Our analyses of T_air and rainfall trends in the southern Kalahari revealed trends consistent with those reported in recent studies (Kruger and Sekele, 2013; van Wilgen et al., 2016; Mbokodo et al., 2020); T_max and DaysT_thresh during the breeding season of the hornbills have increased by more than 1.0°C and almost 20 days per decade, respectively, over the last ∼25 years, whereas no long-term trend in rainfall/drought recurrence was apparent. This trend indicates that hornbills face severe challenges to their persistence across the seasonally hot, arid parts of their range. The negative effects of high temperatures will increasingly cause reduced breeding success even in non-drought years as global warming advances. Therefore, while the magnitude of population decline is limited by the severity of droughts and heatwaves, population recovery and persistence will be limited by a decreasing capacity of the hornbills to breed successfully in non-drought seasons due to increased mean T_air (Williams et al., 2016; Albright et al., 2017; Palmer et al., 2017; Conradie et al., 2019). Based on (1) the rapid rate of warming, (2) the fact that no breeding attempts succeeded if ≥ 72% days during the attempt had T_max > T_thresh (corresponding to a T_max during the attempt ≥ 35.7°C, a threshold which will be exceeded across the entire breeding season by ∼2027 at our study site under current warming trends), and (3) 8 years is the longest a wild, color-ringed hornbill has survived in our study population, we arrive at the grim prediction that this population of hornbills could be extirpated by 2040. Moreover, model predictions suggest that the majority of the hornbill’s range will approach the T_air threshold, above which breeding success is < 50% by the turn of the century (Conradie et al., 2019).

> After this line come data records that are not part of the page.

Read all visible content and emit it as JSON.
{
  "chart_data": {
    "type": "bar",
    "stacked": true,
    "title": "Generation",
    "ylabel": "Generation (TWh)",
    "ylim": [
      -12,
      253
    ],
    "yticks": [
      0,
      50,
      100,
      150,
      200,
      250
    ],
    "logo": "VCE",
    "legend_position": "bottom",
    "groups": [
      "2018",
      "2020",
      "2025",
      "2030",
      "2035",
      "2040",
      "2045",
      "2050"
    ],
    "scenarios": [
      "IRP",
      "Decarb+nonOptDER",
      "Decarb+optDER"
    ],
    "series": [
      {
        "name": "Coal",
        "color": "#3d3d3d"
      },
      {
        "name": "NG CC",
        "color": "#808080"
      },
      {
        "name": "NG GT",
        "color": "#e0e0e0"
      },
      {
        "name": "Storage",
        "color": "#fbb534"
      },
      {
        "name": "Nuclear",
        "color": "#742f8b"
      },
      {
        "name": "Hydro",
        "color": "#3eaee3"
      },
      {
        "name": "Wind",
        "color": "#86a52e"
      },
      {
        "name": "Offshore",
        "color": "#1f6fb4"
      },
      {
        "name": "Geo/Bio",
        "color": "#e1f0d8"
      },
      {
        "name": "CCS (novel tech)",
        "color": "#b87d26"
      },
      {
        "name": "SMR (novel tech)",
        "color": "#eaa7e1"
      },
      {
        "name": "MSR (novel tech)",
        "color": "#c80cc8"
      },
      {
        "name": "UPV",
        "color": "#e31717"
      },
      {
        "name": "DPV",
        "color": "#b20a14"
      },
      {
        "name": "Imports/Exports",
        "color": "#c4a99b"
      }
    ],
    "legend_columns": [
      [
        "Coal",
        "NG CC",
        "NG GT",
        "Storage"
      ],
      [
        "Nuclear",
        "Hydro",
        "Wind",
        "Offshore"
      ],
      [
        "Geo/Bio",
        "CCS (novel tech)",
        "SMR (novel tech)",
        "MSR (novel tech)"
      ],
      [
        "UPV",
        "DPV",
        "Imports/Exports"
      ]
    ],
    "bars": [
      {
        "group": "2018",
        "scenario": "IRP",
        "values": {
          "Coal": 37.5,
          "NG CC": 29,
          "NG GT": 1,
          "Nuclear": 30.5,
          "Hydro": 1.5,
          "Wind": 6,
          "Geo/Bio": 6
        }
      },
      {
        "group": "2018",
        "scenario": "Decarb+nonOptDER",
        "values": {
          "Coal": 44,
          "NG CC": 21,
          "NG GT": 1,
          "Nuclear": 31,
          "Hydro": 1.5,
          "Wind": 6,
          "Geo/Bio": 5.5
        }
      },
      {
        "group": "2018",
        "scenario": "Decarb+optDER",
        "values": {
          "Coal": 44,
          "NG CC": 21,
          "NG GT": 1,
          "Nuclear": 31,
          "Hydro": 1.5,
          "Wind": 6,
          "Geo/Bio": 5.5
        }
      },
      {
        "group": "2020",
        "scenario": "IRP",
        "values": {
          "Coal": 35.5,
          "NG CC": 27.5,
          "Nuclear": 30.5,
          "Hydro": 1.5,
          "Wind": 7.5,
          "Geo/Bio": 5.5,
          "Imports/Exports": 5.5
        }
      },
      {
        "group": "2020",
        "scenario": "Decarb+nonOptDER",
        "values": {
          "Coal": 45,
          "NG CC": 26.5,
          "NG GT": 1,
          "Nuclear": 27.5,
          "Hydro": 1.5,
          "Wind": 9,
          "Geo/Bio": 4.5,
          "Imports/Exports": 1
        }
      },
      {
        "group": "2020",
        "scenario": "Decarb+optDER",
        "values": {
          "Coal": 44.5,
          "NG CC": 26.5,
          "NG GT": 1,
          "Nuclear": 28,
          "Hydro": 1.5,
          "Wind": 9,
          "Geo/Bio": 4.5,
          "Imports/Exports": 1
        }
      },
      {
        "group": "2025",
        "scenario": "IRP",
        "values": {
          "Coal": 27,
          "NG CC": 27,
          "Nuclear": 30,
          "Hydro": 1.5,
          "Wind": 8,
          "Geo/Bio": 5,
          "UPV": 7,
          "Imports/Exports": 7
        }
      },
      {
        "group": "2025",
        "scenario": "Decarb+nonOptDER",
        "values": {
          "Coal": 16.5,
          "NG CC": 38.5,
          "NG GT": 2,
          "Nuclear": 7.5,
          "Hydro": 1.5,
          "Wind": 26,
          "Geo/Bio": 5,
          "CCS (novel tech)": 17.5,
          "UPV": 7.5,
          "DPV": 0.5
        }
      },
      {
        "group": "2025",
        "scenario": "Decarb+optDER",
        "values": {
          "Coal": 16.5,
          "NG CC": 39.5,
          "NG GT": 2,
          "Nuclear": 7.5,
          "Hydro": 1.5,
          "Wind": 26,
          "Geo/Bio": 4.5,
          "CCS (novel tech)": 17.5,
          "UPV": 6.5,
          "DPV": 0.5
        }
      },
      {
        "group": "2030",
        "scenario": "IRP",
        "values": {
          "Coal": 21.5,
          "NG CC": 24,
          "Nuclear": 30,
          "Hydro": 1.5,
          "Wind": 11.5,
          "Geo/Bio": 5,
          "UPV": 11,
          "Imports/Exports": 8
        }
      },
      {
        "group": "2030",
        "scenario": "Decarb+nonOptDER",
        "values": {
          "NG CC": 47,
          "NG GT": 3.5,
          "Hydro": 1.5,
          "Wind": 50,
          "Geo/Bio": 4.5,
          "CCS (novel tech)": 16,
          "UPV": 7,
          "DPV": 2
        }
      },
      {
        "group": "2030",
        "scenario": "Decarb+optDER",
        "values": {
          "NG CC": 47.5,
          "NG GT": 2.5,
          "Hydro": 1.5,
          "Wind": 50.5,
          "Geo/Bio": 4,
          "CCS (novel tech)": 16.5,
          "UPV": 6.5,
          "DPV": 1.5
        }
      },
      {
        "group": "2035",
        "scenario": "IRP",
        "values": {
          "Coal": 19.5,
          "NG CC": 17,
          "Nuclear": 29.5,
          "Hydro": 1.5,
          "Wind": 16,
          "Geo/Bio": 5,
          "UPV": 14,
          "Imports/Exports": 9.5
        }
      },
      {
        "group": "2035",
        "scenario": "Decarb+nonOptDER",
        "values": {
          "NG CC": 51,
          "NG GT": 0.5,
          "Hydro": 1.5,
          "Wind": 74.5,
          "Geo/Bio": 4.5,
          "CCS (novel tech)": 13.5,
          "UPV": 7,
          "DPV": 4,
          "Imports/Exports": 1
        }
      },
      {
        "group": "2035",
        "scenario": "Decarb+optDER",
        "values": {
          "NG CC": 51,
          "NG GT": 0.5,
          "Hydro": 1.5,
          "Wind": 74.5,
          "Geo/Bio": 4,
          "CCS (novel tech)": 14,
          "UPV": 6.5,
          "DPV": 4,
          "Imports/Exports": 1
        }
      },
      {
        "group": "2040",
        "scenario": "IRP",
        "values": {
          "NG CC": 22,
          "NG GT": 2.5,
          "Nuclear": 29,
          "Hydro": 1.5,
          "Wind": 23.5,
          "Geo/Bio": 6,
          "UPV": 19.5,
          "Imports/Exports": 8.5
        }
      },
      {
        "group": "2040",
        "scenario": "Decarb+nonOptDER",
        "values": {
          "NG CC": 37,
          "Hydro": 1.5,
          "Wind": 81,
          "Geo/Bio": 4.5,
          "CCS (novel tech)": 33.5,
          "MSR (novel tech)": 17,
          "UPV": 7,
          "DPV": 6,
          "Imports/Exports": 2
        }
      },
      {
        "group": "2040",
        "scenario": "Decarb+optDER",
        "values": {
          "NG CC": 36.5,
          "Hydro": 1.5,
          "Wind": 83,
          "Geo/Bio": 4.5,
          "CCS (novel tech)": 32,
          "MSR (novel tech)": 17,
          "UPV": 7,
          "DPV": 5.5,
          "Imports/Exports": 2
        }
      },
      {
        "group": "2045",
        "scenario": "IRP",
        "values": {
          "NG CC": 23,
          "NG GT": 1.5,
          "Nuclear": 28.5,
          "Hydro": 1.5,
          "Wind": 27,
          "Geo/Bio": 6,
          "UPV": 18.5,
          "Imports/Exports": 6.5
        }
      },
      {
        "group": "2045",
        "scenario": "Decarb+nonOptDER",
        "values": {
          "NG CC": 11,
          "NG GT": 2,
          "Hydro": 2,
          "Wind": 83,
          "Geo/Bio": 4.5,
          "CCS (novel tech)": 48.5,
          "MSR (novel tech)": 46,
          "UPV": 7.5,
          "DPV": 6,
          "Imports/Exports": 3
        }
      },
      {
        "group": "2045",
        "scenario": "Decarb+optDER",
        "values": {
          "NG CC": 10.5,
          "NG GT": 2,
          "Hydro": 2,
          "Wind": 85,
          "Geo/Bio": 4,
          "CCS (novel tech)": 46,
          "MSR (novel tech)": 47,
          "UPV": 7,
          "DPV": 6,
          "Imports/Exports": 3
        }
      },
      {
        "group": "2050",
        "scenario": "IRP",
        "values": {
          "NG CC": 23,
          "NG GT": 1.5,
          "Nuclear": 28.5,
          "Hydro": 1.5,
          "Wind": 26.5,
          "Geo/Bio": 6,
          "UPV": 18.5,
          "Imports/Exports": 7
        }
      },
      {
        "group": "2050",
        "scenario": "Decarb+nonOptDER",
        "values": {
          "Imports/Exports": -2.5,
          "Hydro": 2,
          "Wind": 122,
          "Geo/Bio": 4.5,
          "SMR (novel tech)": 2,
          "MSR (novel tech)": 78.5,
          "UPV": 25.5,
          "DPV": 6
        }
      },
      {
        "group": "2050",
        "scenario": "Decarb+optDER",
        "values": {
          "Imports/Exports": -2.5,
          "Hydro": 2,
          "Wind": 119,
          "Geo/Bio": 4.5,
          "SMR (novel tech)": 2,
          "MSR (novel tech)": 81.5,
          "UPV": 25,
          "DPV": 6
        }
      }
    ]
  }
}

Many birds in seasonally hot, summer rainfall, arid zones are constrained to breed in response to, or to coincide with, rainfall, making it difficult for them to shift breeding dates outside of the hottest periods of the year which correspond with the rainfall season (Wolf, 2000; McCreedy and van Riper, 2015; Mares et al., 2017; Iknayan and Beissinger, 2018; van de Ven et al., 2020a). Therefore, even small increases in summer maximum T_air could drive large consequences during breeding (Sinervo et al., 2010; Alagaili et al., 2017; Albright et al., 2017; Riddell et al., 2019; McKechnie et al., 2021). Moreover, an increase in the frequency and severity of sub-lethal, suboptimal conditions that reduce parental quality may also reduce fledgling conditions, generally resulting in lower survival probability, recruitment, and lifetime fecundity (Dawson et al., 2005; Gardner et al., 2016; Conradie et al., 2019; de Zwaan et al., 2019; Bourne et al., 2020a; Cunningham et al., 2021) (but see McLean et al., 2020). In the case of hornbills, there is evidence that the sub-lethal consequences of high T_air (regardless of high rainfall) and drought on the parents affect offspring quality (van de Ven et al., 2020a), and in this study, the probability of successfully fledging offspring or even attempting to breed at all. While the unusual breeding strategy of the hornbills could make them especially vulnerable, high temperatures and drought have negative impacts on breeding output in a variety of taxa across the globe (Welbergen et al., 2008; Sinervo et al., 2010; Gardner et al., 2014; Andreasson et al., 2020; van de Ven et al., 2020b; Cunningham et al., 2021). Therefore, we suggest that our findings are likely applicable to a range of species and support the proposition that even for species where catastrophic heat-related mortality events remain unlikely, climate change can drive rapid declines and potentially local extinctions (Conradie et al., 2019; McKechnie and Wolf, 2019; McKechnie et al., 2021). In fact, both Iknayan and Beissinger (2018) and Riddell et al. (2019) recently demonstrated that this extirpation process in arid zones is already taking place and is set to continue under future climate change.